Nestes tempos estranhos, nada é fácil

26 de março de 2020

 

A Direção da APM tem seguido atentamente as vicissitudes da atual situação que vivemos em que, de facto, nada é fácil, tudo é desconhecido: tateamos, hesitamos, ensaiamos, agimos, uns por defeito, outros por excesso, mas acreditamos que todos queremos trabalhar por uma educação mais justa, para os alunos, para os professores, para as famílias, nestes tempos estranhos.

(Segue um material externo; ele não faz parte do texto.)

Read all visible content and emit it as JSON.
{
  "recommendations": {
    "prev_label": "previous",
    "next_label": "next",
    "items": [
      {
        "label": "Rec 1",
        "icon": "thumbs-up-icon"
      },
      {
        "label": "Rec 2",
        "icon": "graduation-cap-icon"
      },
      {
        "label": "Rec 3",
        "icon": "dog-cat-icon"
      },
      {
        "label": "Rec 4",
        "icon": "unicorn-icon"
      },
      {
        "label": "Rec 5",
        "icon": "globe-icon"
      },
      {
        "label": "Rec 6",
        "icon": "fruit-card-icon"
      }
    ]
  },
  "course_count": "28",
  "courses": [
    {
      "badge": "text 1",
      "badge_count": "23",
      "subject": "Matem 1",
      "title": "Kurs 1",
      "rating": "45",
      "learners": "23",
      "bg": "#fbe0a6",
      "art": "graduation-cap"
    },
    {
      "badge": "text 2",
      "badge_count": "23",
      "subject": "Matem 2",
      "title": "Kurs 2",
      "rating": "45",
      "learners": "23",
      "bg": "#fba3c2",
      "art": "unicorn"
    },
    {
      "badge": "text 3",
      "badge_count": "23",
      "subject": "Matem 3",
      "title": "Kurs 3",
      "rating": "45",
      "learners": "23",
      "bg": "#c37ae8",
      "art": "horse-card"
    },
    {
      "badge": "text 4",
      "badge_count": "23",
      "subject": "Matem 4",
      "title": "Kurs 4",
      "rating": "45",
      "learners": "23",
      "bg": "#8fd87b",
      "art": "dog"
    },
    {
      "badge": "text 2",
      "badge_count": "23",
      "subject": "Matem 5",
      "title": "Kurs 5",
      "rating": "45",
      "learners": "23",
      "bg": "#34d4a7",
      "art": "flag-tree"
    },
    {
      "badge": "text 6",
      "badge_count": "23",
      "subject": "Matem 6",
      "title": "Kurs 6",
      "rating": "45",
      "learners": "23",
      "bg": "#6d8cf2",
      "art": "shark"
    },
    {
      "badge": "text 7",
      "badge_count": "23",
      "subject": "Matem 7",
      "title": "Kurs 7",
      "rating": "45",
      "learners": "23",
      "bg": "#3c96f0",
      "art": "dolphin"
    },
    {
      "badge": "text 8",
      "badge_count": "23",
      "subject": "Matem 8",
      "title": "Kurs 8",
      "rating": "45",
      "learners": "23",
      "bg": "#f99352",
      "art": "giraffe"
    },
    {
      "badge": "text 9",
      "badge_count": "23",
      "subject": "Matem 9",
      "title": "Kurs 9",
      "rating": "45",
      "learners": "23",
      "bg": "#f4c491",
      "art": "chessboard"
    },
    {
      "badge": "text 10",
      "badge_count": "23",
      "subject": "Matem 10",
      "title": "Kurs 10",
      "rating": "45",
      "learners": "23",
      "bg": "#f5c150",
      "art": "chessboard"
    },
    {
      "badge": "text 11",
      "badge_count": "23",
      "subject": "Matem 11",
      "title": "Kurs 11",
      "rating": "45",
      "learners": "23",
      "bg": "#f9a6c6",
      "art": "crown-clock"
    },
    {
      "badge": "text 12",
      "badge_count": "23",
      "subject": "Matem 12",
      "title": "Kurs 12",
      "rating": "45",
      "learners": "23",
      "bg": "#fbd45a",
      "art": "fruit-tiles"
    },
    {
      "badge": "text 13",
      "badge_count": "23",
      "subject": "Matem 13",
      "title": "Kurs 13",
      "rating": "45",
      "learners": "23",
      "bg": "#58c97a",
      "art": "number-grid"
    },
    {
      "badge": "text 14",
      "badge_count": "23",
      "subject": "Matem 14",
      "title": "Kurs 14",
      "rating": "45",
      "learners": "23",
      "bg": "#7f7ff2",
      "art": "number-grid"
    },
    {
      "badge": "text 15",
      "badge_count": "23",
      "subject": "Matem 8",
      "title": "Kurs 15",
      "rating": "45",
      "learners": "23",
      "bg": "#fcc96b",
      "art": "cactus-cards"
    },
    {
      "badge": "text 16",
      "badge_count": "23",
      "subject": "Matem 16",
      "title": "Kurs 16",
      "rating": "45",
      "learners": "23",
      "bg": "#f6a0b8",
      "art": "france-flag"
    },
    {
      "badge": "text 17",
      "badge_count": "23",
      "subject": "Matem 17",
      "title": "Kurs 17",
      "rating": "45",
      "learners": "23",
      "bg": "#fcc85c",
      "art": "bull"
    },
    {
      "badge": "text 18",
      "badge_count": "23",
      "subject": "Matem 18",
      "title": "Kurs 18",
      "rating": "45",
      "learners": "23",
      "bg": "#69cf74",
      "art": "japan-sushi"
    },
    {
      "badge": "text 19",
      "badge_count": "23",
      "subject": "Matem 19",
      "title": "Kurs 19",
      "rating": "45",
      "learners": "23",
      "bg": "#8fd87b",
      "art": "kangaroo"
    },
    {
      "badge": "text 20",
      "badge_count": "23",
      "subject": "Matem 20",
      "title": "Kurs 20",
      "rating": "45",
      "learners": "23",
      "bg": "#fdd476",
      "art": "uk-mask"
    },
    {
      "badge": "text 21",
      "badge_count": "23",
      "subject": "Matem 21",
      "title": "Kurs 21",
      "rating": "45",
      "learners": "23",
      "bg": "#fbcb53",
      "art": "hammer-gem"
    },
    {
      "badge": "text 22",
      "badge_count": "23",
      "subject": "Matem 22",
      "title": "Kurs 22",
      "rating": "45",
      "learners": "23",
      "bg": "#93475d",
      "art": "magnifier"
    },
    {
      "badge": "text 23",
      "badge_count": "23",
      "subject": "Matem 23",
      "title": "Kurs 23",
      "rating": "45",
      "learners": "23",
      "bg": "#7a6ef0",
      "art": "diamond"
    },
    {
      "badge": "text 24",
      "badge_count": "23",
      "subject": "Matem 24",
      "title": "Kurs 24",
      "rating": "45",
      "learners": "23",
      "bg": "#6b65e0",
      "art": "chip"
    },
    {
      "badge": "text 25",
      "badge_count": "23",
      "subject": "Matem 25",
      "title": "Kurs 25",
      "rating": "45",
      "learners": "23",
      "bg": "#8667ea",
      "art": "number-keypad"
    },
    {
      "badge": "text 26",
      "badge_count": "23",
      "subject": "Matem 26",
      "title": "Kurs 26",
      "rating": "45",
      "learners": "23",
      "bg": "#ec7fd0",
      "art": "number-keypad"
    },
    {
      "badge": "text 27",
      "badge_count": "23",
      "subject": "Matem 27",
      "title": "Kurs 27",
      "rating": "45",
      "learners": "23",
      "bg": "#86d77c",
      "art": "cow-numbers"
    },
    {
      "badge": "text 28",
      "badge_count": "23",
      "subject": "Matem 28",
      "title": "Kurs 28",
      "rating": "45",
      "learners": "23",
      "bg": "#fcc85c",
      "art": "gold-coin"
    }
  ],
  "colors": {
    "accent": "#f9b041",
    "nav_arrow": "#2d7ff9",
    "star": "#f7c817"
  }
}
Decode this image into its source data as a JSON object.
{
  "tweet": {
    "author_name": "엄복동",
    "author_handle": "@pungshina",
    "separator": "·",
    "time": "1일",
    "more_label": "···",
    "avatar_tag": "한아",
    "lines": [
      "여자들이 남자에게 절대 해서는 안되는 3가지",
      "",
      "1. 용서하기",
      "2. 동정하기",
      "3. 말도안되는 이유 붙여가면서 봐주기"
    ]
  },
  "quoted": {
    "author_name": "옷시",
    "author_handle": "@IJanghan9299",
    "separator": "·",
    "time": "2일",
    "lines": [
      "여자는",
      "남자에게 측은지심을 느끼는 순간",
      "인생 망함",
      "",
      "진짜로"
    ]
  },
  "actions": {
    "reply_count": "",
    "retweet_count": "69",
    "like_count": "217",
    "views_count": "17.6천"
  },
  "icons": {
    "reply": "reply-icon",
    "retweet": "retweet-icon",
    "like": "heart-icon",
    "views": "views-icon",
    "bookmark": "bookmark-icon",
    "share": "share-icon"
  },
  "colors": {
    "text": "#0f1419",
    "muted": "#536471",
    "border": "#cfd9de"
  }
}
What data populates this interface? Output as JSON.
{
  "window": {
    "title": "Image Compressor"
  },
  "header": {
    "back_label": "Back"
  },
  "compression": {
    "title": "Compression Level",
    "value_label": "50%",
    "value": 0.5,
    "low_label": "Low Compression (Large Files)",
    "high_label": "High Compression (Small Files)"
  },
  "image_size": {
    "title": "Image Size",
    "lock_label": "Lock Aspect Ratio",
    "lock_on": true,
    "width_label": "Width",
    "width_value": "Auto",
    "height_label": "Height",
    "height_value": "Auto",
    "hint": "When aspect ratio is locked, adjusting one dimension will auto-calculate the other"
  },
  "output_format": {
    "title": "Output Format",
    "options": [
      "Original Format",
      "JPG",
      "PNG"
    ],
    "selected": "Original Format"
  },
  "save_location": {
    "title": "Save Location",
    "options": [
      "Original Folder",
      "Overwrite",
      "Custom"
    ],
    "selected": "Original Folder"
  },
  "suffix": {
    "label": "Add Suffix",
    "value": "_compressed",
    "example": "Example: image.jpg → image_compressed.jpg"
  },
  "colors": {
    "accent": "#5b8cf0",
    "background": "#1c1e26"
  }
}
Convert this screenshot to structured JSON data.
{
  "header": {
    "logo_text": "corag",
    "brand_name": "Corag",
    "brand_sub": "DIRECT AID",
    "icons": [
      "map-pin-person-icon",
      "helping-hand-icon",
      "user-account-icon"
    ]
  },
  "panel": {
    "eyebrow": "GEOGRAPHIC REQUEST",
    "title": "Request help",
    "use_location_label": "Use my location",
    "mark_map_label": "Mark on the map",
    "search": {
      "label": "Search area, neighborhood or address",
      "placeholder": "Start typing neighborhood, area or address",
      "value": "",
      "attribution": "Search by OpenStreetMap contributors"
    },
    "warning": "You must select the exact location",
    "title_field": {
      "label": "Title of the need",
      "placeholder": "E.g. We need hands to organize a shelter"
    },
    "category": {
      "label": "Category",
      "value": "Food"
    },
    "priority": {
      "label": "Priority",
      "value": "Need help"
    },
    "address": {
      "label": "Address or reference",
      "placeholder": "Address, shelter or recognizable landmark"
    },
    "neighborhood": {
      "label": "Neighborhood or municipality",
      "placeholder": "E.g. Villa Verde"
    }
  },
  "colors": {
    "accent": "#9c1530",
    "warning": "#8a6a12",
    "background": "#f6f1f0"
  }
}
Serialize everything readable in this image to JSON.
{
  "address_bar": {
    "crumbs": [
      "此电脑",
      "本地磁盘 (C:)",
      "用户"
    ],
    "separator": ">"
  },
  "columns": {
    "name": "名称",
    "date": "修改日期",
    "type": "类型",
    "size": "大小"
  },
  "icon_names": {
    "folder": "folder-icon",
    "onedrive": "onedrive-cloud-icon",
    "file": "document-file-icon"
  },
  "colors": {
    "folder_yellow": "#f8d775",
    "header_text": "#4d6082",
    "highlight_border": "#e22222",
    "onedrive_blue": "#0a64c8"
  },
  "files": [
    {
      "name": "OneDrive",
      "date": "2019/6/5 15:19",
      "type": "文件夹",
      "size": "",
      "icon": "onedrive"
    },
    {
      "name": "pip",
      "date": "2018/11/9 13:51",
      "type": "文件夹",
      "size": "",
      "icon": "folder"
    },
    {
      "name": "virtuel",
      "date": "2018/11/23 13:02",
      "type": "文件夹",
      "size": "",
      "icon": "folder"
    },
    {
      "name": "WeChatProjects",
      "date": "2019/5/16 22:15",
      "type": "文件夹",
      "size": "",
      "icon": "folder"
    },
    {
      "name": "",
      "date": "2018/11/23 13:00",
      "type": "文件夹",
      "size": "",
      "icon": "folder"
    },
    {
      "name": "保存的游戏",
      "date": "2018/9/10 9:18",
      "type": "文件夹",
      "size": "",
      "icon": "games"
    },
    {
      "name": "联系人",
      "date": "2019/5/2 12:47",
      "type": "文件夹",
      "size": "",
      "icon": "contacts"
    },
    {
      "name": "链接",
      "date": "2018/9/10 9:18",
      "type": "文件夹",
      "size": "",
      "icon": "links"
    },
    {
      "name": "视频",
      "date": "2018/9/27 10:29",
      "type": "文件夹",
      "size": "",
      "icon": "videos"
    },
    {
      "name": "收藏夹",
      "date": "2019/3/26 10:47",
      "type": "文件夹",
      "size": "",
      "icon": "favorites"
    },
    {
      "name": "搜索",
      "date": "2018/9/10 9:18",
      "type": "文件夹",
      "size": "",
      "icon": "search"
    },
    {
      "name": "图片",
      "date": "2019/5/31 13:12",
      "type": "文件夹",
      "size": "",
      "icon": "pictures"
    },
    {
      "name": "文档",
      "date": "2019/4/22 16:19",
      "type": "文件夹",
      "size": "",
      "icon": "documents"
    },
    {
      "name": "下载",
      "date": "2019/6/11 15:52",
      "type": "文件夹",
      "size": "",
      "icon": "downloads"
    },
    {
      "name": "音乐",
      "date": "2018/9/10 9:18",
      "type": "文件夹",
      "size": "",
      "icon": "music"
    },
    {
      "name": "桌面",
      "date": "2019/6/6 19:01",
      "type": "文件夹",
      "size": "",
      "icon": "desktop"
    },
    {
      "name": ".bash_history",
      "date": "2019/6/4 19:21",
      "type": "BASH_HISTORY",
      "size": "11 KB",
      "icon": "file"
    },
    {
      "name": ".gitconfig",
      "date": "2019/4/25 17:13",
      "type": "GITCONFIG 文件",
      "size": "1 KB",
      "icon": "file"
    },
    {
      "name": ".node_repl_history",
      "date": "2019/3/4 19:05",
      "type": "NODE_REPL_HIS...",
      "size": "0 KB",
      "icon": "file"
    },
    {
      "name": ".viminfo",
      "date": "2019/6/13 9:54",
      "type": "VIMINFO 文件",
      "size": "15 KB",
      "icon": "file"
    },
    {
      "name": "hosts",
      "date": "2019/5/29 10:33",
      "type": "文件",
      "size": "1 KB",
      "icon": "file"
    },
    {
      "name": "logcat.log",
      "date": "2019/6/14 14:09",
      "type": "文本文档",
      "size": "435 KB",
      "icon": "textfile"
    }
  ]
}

Certamente que a Direção da APM se une a todos — e têm sido muitos — os esforços de assegurar o acompanhamento dos alunos, de todos os alunos, de cada aluno, sabendo que estes são também tempos de aprendizagens novas para cada um de nós, para as instituições, para a sociedade, para a humanidade. Intuímos que novos paradigmas emergem e sonhamos que, depois desta tempestade que nos devasta de oriente a ocidente, de norte a sul, essas aprendizagens nos comprometam com mudanças significativas na reconstrução deste nosso mundo para o tornar mais justo, mais humano, mais solidário, mais saudável, mais habitável. Mas, nada é fácil...

Nada é fácil quando a mediação das aprendizagens dos alunos — a sua professora, o seu professor — se distancia e se converte numa “mediação mediada”. Por isso é bom reconhecermos que a aprendizagem significativa se faz sobretudo na relação pedagógica direta entre professores e alunos, na dinâmica da sala de aula e que nada, nada, substitui isso, evidência que se torna ainda mais clara quanto mais baixamos na idade e no grau de ensino em que nos situamos.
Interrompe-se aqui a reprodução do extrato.